Alejandro Toledo ha sido hallado responsable de los delitos de colusión y lavado de activos y condenado a veinte años y seis meses de prisión. La sentencia del Segundo Juzgado Penal Colegiado de la Corte Superior Nacional, dictada ayer, lunes 21 de octubre, pone fin por ahora –la defensa apelará a otra instancia– a un largo proceso durante el cual el expresidente intentó por todos los medios sustraerse a la justicia. En medio del descalabro institucional del país, resulta satisfactorio que en este caso se haya dado un paso decidido contra la impunidad y hay que exigir que este sea seguido por otros, a pesar de los obstáculos a la lucha contra la corrupción que el gobierno y el Congreso levantan sistemáticamente.
En este proceso queda establecida la responsabilidad de Toledo en un esquema de corrupción por el que reclamaba beneficiarse con 35 millones de dólares a cambio de entregar una multimillonaria concesión a la empresa Odebrecht y otras empresas asociadas. Más allá de la responsabilidad penal de Alejandro Toledo, el proceso tiene una diversidad de aristas que no deben ser pasadas por alto.
La primera de ellas es que el caso en cuestión involucra por sí mismo a varios actores más de la “elite” –si es que es aplicable este término– política y empresarial peruana, que también tienen, por tanto, cuentas que rendir ante la justicia. La pertinente condena a Toledo no disipa, en realidad, el clima de impunidad que todavía prevalece en torno de los casos Odebrecht-Lava Jato. Todavía el sistema de administración de justicia tiene, como inmensa tarea pendiente, llevar a término investigaciones y procesos judiciales abiertos a expresidentes y otras autoridades y personajes del mundo político y empresarial. La valoración judicial en el caso de Toledo, por lo demás, tiene elementos que pueden ser relevantes para los otros casos que involucran a expresidentes o candidatos, por ejemplo, en lo que atañe a la figura de lavado de activos.

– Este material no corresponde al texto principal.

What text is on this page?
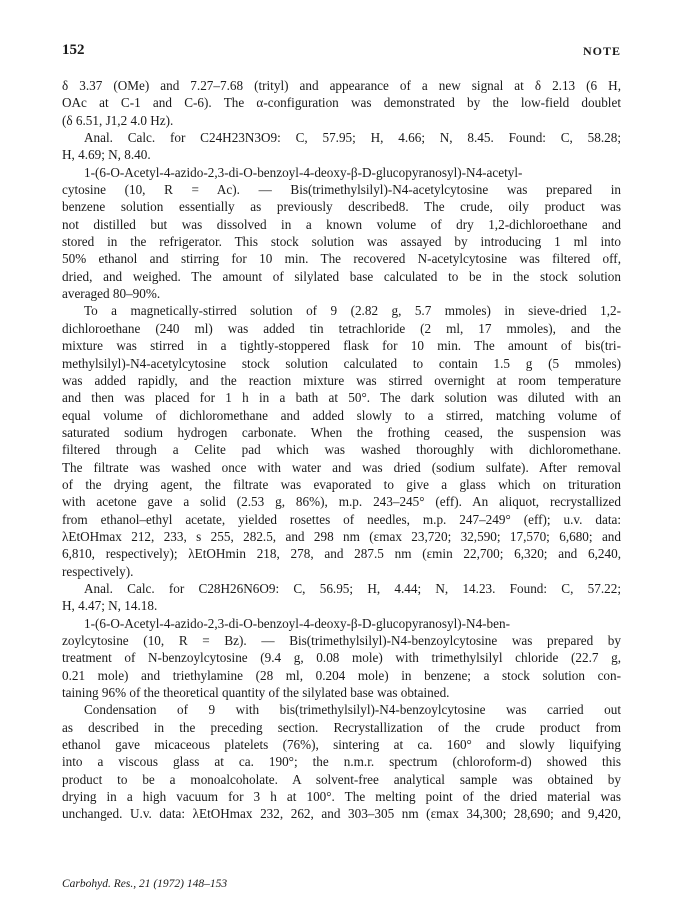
152	NOTE
δ 3.37 (OMe) and 7.27–7.68 (trityl) and appearance of a new signal at δ 2.13 (6 H,
OAc at C-1 and C-6). The α-configuration was demonstrated by the low-field doublet
(δ 6.51, J1,2 4.0 Hz).
Anal. Calc. for C24H23N3O9: C, 57.95; H, 4.66; N, 8.45. Found: C, 58.28;
H, 4.69; N, 8.40.
1-(6-O-Acetyl-4-azido-2,3-di-O-benzoyl-4-deoxy-β-D-glucopyranosyl)-N4-acetyl-
cytosine (10, R = Ac). — Bis(trimethylsilyl)-N4-acetylcytosine was prepared in
benzene solution essentially as previously described8. The crude, oily product was
not distilled but was dissolved in a known volume of dry 1,2-dichloroethane and
stored in the refrigerator. This stock solution was assayed by introducing 1 ml into
50% ethanol and stirring for 10 min. The recovered N-acetylcytosine was filtered off,
dried, and weighed. The amount of silylated base calculated to be in the stock solution
averaged 80–90%.
To a magnetically-stirred solution of 9 (2.82 g, 5.7 mmoles) in sieve-dried 1,2-
dichloroethane (240 ml) was added tin tetrachloride (2 ml, 17 mmoles), and the
mixture was stirred in a tightly-stoppered flask for 10 min. The amount of bis(tri-
methylsilyl)-N4-acetylcytosine stock solution calculated to contain 1.5 g (5 mmoles)
was added rapidly, and the reaction mixture was stirred overnight at room temperature
and then was placed for 1 h in a bath at 50°. The dark solution was diluted with an
equal volume of dichloromethane and added slowly to a stirred, matching volume of
saturated sodium hydrogen carbonate. When the frothing ceased, the suspension was
filtered through a Celite pad which was washed thoroughly with dichloromethane.
The filtrate was washed once with water and was dried (sodium sulfate). After removal
of the drying agent, the filtrate was evaporated to give a glass which on trituration
with acetone gave a solid (2.53 g, 86%), m.p. 243–245° (eff). An aliquot, recrystallized
from ethanol–ethyl acetate, yielded rosettes of needles, m.p. 247–249° (eff); u.v. data:
λEtOHmax 212, 233, s 255, 282.5, and 298 nm (εmax 23,720; 32,590; 17,570; 6,680; and
6,810, respectively); λEtOHmin 218, 278, and 287.5 nm (εmin 22,700; 6,320; and 6,240,
respectively).
Anal. Calc. for C28H26N6O9: C, 56.95; H, 4.44; N, 14.23. Found: C, 57.22;
H, 4.47; N, 14.18.
1-(6-O-Acetyl-4-azido-2,3-di-O-benzoyl-4-deoxy-β-D-glucopyranosyl)-N4-ben-
zoylcytosine (10, R = Bz). — Bis(trimethylsilyl)-N4-benzoylcytosine was prepared by
treatment of N-benzoylcytosine (9.4 g, 0.08 mole) with trimethylsilyl chloride (22.7 g,
0.21 mole) and triethylamine (28 ml, 0.204 mole) in benzene; a stock solution con-
taining 96% of the theoretical quantity of the silylated base was obtained.
Condensation of 9 with bis(trimethylsilyl)-N4-benzoylcytosine was carried out
as described in the preceding section. Recrystallization of the crude product from
ethanol gave micaceous platelets (76%), sintering at ca. 160° and slowly liquifying
into a viscous glass at ca. 190°; the n.m.r. spectrum (chloroform-d) showed this
product to be a monoalcoholate. A solvent-free analytical sample was obtained by
drying in a high vacuum for 3 h at 100°. The melting point of the dried material was
unchanged. U.v. data: λEtOHmax 232, 262, and 303–305 nm (εmax 34,300; 28,690; and 9,420,
Carbohyd. Res., 21 (1972) 148–153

La segunda cuestión, implícita en la primera, es que el proceso a Alejandro Toledo constituye también, figuradamente, un proceso a una situación estructural: el esquema de captura del Estado por parte de intereses corporativos mediante el uso de la corrupción como arma de infiltración y control institucional, una práctica que prevalece en el Perú desde hace décadas, y que, en sentido general, no es disociable del ordenamiento económico vigente. Una lectura del caso Toledo o de los casos que involucran a Ollanta Humala, Pedro Pablo Kuczynski o Martín Vizcarra, entre otros nombres mencionables, tendría que llevar a un juicio crítico sobre el statu quo corrupto que se gestó ya a fines del siglo XX, pero que ha sido mantenido y desarrollado, actualmente con nuevos rostros y modalidades, hasta el día de hoy.
Un tercer asunto relevante es que, en medio de las suspicacias que generan hoy en día las actuaciones de las diversas instituciones, y sin negar problemas perceptibles en el mismo Ministerio Público, el proceso a Toledo y su condena muestran que, pese a todo, todavía existen reductos de actuación estatal imparcial y de acuerdo con el derecho, y que los juicios por corrupción no son, como pretende interesadamente cierto sector, simples actos de persecución política. En el Perú se han cometido graves delitos contra la administración pública, lo que siempre se traduce en afectaciones a los derechos de la ciudadanía, y sus presuntos responsables deben ser procesados. Eso es válido para este vergonzoso y repudiable caso, en el que el primer presidente de la transición optó por traicionar a la sociedad que lo eligió y a las expectativas de reconstrucción democrática del país, y es válido para los casos de hoy, de mayor o menor envergadura, pese a los planes de impunidad que traman semana tras semana el gobierno y el Congreso.